Software Requirement Validation : After requirement specifications are developed, the requirements mentioned in this document are validated. User might ask for illegal, impractical solution or experts may interpret the requirements incorrectly. This results in huge increase in cost if not nipped in the bud. Requirements can be checked against following conditions -

  • If they can be practically implemented.
  • If they are valid and as per functionality and domain of software.
  • If there are any ambiguities.
  • If they are complete.
  • If they can be demonstrated.

Software Requirements : We should try to understand what sort of requirements may arise in the requirement elicitation phase and what kinds of requirements are expected from the software system.

Broadly software requirements should be categorized in two categories:

  1. Functional Requirements.
  2. Non-Functional Requirements.

A software requirements specification (SRS) is a document that captures complete description about how the system is expected to perform. It is usually signed off at the end of requirements engineering phase.

A software requirements specification (SRS) is a description of a software system to be developed. It lays out functional and non-functional requirements, and may include a set of use cases that describe user interactions that the software must provide.

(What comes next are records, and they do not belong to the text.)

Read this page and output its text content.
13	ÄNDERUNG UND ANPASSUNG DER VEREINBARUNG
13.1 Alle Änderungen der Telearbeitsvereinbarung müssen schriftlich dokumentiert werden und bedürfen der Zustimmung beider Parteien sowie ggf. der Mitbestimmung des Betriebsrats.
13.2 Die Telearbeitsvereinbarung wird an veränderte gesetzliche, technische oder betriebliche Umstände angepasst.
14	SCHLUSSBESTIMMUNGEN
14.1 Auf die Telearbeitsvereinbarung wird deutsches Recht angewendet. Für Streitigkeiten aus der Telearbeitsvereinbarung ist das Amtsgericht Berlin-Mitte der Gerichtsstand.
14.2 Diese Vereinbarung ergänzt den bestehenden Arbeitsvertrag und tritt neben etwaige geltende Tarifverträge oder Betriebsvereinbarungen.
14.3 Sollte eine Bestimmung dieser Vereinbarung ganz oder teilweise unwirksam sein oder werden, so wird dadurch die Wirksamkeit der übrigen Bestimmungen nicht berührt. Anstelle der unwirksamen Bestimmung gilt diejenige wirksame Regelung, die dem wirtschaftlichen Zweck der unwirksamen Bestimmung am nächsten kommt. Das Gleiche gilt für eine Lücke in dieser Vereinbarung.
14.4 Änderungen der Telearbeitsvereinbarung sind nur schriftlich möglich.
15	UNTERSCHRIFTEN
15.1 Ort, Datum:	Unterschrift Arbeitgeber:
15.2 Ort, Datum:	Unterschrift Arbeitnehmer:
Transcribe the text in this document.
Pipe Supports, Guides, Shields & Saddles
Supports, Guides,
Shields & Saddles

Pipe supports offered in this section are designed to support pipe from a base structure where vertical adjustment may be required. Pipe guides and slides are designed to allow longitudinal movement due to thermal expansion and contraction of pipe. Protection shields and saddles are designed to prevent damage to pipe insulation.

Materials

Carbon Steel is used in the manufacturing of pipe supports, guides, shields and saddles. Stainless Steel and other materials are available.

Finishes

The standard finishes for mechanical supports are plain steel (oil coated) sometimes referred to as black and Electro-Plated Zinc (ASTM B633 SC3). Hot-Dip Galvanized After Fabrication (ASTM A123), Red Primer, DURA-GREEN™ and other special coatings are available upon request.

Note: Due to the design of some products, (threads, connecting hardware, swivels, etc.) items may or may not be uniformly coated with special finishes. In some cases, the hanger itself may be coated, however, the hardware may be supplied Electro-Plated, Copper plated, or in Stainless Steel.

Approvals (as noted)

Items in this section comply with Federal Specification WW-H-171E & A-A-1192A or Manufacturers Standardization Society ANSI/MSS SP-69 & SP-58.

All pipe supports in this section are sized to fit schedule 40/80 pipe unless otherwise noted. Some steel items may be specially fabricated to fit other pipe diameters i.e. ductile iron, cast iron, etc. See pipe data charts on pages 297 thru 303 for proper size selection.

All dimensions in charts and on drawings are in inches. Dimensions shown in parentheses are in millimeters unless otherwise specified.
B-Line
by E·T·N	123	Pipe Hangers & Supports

Every software falls into some domain category. The expert people in the domain can be a great help to analyze general and specific requirements.

Team of engineers and developers may analyze the operation for which the new system is required. If the client already has some software to perform certain operation, it is studied and requirements of proposed system are collected.

A System Requirements Specification (abbreviated SyRS when need to be distinct from a Software Requirements Specification SRS) is a structured collection of information that embodies the requirements of a system.

Software Requirements is a field within software engineering that deals with establishing the needs of stakeholders that are to be solved by software.

Functional Requirements :Requirements, which are related to functional aspect of software fall into this category.They define functions and functionality within and from the software system.

EXAMPLES -

  • Search option given to user to search from various invoices.
  • User should be able to mail any report to management.
  • Users can be divided into groups and groups can be given separate rights.
  • Should comply business rules and administrative functions.
  • Software is developed keeping downward compatibility intact.

Non-Functional Requirements :Requirements, which are not related to functional aspect of software, fall into this category. They are implicit or expected characteristics of software, which users make assumption of.

Non-functional requirements include -

  • Security
  • Logging
  • Storage
  • Configuration
  • Performance
  • Cost
  • Interoperability
  • Flexibility
  • Disaster recovery
  • Accessibility

 

SRS should come up with following features:

  • User Requirements are expressed in natural language.
  • Technical requirements are expressed in structured language, which is used inside the organization.
  • Design description should be written in Pseudo code.
  • Format of Forms and GUI screen prints.
  • Conditional and mathematical notations for DFDs etc.

UI is an important part of any software or hardware or hybrid system. A software is widely accepted if it is -

  • easy to operate.
  • quick in response.
  • effectively handling operational errors.
  • providing simple yet consistent user interface.